Sie sind zwar alle studierte Musiker, doch verkopft klingt der Sound von Panda Lux trotzdem nicht. "Fun, Fun, Fun": Den Titel ihres aktuellen Albums kauft man den Schweizern ab, auch wenn es vergleichsweise introvertiert geraten ist. Doch neben dem Spaß probieren sie Neues aus.

Von Anja Buchmann | 22.11.2020
    Vier Männer stehen vor einem roten Samtvorhang mit Lampe.

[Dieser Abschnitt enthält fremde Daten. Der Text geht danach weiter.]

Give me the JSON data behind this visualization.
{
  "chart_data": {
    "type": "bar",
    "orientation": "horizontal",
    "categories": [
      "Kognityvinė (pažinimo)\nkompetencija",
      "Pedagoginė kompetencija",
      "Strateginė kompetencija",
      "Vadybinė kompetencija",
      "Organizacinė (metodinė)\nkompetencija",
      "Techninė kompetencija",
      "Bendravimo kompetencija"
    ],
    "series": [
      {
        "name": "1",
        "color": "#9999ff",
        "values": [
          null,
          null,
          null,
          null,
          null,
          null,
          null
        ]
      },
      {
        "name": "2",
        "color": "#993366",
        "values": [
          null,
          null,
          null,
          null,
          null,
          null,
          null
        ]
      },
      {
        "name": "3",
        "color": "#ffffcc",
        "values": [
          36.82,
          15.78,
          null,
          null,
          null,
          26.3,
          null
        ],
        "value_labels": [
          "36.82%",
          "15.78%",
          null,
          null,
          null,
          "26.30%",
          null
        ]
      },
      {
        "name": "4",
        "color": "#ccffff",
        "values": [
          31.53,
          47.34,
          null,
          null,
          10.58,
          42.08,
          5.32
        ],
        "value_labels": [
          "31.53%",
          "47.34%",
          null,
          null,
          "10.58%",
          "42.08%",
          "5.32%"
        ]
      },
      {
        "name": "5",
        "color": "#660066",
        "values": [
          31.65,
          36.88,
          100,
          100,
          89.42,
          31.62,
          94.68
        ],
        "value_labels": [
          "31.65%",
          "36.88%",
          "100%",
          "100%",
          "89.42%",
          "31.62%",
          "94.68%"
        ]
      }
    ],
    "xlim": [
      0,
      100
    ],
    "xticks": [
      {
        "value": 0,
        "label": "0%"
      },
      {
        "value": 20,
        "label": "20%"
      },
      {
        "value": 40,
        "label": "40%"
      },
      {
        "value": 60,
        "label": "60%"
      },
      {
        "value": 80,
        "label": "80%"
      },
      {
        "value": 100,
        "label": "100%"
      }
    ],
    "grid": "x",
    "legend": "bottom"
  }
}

    Spielten anfangs Rock-Musik: Die Musiker von Panda Lux: Samuel Kuntz, Moritz Widrig, Janos Mijnssen, Silvan Kuntz (v.l.n.r.) (Anja Furrer)
    Musik: "¼ life"
    Verspielt, Klang verliebt, experimentell – so klingt die Musik der Schweizer Band Panda Lux. Mal Pop, mal Funk oder Disco, mal ein an Jazz erinnerndes Saxofon-Solo, viel Elektronik, mal eine Surfgitarre, mal orientalisch anmutende Tonskalen. Vier Mittzwanziger, die auf ihrem aktuellen Album "Fun, fun, fun" ihre instrumentalen Fertigkeiten und große Vielfalt demonstrieren. Und das auf eine entspannte Art.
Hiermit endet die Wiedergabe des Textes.